In the days following Charlie’s death, specialist hospital staff who support bereaved parents took casts of Charlie's hands and feet and organised for photos of her to be taken with her mum and dad.

But there was more bad news to come. While Annie and Blair were still in Wellington, Annie’s mum, Rose Brady, rang and told the couple their eldest daughter Rosie​, then 5, had been admitted to hospital in Nelson with pneumonia and bacterial and viral infections. Doctors were saying she might not survive.

Like Charlie, Rosie had had a traumatic birth. Her umbilical cord dropped through Annie’s cervix ahead of Rosie, cutting off her oxygen supply, which resulted in Rosie having cerebral palsy.

She spent the first nine months of her life in a neo-natal intensive care unit in Western Australia, where her parents were living at the time, and she lives with disabilities.

Thankfully, Rosie, who turned 6 on Tuesday, recovered from her pneumonia later the same month.

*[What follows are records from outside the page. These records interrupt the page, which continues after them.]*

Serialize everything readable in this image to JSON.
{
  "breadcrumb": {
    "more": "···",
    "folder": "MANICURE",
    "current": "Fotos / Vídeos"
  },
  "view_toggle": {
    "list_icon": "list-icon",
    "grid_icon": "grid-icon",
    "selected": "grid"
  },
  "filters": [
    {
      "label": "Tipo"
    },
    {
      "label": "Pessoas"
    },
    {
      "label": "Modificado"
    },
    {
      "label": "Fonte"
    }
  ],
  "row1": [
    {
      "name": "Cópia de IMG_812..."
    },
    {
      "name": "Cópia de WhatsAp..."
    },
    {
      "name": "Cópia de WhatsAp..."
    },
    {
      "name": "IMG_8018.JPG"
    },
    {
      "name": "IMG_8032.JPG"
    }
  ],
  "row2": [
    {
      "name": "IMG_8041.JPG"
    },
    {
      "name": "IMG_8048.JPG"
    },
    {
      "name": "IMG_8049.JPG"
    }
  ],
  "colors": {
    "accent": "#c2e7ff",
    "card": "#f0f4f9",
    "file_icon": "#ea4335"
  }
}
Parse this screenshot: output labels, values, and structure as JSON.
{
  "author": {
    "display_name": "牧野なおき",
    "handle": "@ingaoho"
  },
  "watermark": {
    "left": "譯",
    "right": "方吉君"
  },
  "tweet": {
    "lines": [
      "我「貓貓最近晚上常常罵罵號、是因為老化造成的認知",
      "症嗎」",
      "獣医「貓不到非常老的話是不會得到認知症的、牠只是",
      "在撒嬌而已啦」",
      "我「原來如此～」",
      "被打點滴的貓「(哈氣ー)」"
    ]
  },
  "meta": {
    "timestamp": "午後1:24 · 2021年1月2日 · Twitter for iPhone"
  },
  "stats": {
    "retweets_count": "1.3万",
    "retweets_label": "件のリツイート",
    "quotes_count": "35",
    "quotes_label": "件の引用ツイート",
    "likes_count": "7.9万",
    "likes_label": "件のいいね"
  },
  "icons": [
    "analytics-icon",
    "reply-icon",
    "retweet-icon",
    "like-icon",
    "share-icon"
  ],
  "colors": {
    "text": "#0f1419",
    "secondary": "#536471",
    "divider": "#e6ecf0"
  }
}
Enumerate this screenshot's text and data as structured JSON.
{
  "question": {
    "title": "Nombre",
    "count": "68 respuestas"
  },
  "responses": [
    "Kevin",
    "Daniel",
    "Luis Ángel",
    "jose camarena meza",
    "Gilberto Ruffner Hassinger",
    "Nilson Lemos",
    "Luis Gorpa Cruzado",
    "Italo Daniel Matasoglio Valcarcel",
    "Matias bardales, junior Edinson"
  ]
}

The family had Charlie embalmed and brought her home so her sisters, Rosie and 4-year-old Izzy​, could make sense of her death.

Instead of a funeral, they held a celebration. About 50 relatives and friend dressed in bright colours – particularly yellows and pinks – and brought potluck meals to the family home.

Charlie lay, wrapped in muslin, in a wicker bassinet in the lounge near the Christmas tree. Annie had woven flowers into the basket – a family heirloom that many of Charlie's cousins had slept in at different times.

The next-door neighbours have a menagerie of animals, and they brought their parrots and lizards round to show the kids. Annie and Blair hired a bouncy castle, which was set up in the yard.

With the support of family and friends, Annie, Blair, Izzy and Rosie are slowly healing. Annie’s work as a florist is a creative outlet that helps her channel her emotions.

“Grief is such a weird thing, it's kind of tidal. Some days you’ll be fine and some days it will smash back in your face.”